El diputado advirtió que nuestro país está por enfrentar una grave crisis, la cual vulnerará a la población (Foto Cortesía)

Morelia, Michoacán (Boletín).- El Congreso del Estado aprobó exhortar al titular del Ejecutivo Federal y a los integrantes de las Cámaras de Diputados y Senadores del Congreso de la Unión, para que promuevan una reforma estructural en materia de seguridad social, aseguró el diputado Antonio Soto Sánchez.

Hizo mención que se requiere un sistema universal de pensiones en el país acorde a las necesidades actuales y que este se realice desde una perspectiva que considere a la seguridad social como un derecho más, que una prestación laboral y que desemboque en las reformas constitucionales y legales que se necesitan.

“Desde poco antes de la mitad del siglo pasado, en nuestro país se fueron generando numerosos beneficios pensionarios a través de un sistema fragmentado y corporativizado, cuyas piedras angulares son el IMSS y el ISSSTE, con una característica esencial: acceder a una pensión solo es posible para aquellas personas empleadas en el sector formal de la economía, quedando fuera de este beneficio aquellos mexicanos que no cuentan con un patrón. Este modelo fue replicado por paraestatales como PEMEX, CFE; las Fuerzas Armadas a través del ISSSFAM; la Banca de Desarrollo; Gobiernos Estatales y las Universidades Públicas de los Estados”.

Antonio Soto recalcó que por desgracia la gran mayoría de estas obligaciones, fundamentalmente pensionarias, casi nunca quedaron debidamente fondeadas y esto se mantuvo a través del tiempo, a pesar de recurrentes crisis y múltiples negociaciones en las cuales quedaban sembrados más y más compromisos, sostuvo el diputado local integrante de la Comisión de Gobernación en el Congreso del Estado.

El congresista refirió que actualmente existen alrededor de 5 millones de pensionados de más de 108 sistemas públicos de pensiones, la mayoría son sistemas de reparto, técnicamente conocidos como de beneficios definidos, en los que las pensiones son financiadas por trabajadores y patrones en activo, construidas con base en la solidaridad intergeneracional.

No obstante añadió que muchos otros sistemas pensionarios carecen de fondeo y el costo de pagar pensiones se convierte en gasto corriente de la entidad pública de que se trate.

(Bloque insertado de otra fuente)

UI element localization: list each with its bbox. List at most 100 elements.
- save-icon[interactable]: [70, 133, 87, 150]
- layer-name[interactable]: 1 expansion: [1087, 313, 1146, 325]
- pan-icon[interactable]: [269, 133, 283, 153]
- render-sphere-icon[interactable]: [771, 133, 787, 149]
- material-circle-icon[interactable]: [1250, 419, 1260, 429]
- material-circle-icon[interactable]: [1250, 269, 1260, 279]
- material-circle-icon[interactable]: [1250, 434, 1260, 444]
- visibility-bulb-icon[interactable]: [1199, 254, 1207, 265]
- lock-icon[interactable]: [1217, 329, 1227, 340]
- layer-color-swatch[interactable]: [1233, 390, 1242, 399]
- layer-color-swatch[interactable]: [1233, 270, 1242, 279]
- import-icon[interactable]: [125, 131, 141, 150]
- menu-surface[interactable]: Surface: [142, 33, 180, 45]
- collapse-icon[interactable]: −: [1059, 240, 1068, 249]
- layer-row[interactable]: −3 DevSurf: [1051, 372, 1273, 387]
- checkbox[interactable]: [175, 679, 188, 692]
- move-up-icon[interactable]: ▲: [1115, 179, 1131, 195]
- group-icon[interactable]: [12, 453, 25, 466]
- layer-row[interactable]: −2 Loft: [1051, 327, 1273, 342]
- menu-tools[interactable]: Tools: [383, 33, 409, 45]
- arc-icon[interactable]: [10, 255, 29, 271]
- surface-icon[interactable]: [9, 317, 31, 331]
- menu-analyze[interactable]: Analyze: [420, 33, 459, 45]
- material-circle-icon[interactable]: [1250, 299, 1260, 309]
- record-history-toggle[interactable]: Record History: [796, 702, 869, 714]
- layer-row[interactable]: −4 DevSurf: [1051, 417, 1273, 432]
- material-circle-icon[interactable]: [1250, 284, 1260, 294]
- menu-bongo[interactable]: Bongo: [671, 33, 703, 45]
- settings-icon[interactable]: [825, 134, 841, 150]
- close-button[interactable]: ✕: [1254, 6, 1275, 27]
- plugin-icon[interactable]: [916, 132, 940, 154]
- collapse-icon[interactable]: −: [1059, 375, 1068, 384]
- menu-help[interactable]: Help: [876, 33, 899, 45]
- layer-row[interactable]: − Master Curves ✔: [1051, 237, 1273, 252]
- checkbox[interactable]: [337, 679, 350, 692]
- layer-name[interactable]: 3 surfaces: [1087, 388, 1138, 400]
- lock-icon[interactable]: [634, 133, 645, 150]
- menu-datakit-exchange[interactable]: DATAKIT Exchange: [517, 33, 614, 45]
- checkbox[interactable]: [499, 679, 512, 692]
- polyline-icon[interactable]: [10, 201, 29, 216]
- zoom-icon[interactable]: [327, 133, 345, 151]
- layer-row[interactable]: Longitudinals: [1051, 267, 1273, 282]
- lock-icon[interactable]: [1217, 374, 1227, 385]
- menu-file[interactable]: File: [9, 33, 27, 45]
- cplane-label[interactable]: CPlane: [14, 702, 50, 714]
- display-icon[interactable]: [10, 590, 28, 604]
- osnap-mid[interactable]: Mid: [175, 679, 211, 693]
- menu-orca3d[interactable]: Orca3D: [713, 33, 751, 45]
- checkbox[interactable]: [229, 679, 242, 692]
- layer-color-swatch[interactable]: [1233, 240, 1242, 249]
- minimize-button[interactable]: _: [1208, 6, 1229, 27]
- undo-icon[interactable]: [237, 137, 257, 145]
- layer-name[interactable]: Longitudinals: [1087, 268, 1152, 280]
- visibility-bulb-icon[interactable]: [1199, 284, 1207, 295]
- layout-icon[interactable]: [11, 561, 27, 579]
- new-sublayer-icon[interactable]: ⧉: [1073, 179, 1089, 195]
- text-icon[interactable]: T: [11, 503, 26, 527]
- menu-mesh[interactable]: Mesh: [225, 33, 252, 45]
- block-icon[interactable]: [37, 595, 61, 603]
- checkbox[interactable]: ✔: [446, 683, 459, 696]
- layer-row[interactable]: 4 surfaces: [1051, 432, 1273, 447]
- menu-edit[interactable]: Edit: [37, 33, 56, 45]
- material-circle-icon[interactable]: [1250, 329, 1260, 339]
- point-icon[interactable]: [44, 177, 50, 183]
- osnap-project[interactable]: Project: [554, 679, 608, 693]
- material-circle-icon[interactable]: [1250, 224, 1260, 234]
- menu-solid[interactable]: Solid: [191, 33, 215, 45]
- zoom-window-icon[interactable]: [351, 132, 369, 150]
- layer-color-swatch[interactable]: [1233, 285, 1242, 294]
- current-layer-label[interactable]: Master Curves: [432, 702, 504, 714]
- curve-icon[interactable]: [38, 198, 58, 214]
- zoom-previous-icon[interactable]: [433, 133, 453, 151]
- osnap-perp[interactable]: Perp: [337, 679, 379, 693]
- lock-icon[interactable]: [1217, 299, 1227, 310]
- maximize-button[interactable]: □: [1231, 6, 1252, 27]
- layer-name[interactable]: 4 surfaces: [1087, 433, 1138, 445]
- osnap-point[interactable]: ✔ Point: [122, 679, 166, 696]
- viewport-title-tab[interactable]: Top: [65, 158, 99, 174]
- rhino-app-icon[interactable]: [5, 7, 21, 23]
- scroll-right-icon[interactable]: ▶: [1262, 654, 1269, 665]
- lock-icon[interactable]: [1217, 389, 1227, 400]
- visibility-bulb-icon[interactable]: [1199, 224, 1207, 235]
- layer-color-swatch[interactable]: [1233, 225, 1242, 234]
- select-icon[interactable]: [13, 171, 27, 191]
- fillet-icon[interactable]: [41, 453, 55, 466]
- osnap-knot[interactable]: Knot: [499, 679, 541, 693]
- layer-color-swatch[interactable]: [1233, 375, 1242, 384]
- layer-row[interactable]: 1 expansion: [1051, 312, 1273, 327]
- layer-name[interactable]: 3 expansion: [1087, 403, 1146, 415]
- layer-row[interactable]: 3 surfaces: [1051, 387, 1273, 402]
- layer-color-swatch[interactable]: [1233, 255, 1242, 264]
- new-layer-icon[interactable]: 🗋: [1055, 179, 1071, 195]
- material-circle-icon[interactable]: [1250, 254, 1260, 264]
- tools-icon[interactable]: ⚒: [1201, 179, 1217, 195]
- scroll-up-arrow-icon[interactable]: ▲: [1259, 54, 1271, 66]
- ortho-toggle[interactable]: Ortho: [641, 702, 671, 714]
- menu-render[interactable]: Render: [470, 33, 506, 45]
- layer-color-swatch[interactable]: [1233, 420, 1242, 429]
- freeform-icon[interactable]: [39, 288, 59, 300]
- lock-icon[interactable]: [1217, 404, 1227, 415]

Expuso que el crecimiento del gasto en pensiones públicas, en lo que va del siglo, casi se ha cuadruplicado.

Paradójicamente la mayoría de los hoy pensionados solo hicieron aportaciones mínimas o ninguna para fondear sus pensiones.

Antonio Soto remarcó que en los sistemas fondeados la conformación de la pirámide demográfica y la escasa incorporación de jóvenes al empleo formal ha significado la disminución de cotizantes para financiar las pensiones de los que se van jubilando, en el caso de los sistemas no fondeados la situación es peor y cada día se destina más dinero del gasto corriente a pagar pensiones en detrimento de las funciones sustantivas de las entidades públicas y esto está tornando inviables tanto al sistema pensionario como a las instituciones de que se trate.

“La presión de las pensiones sobre las finanzas públicas es alarmante pues los pasivos actuariales representan ya más del 120 por ciento del PIB y ante todo este escenario es apremiante que se reforme de manera urgente los planes públicos de pensiones o muy pronto no habrá recursos para honrar las obligaciones. La presión está por explotar, si no se hace nada en menos de una década estaremos viviendo el incumplimiento en el pago de pensiones y una grave crisis social, económica y política”.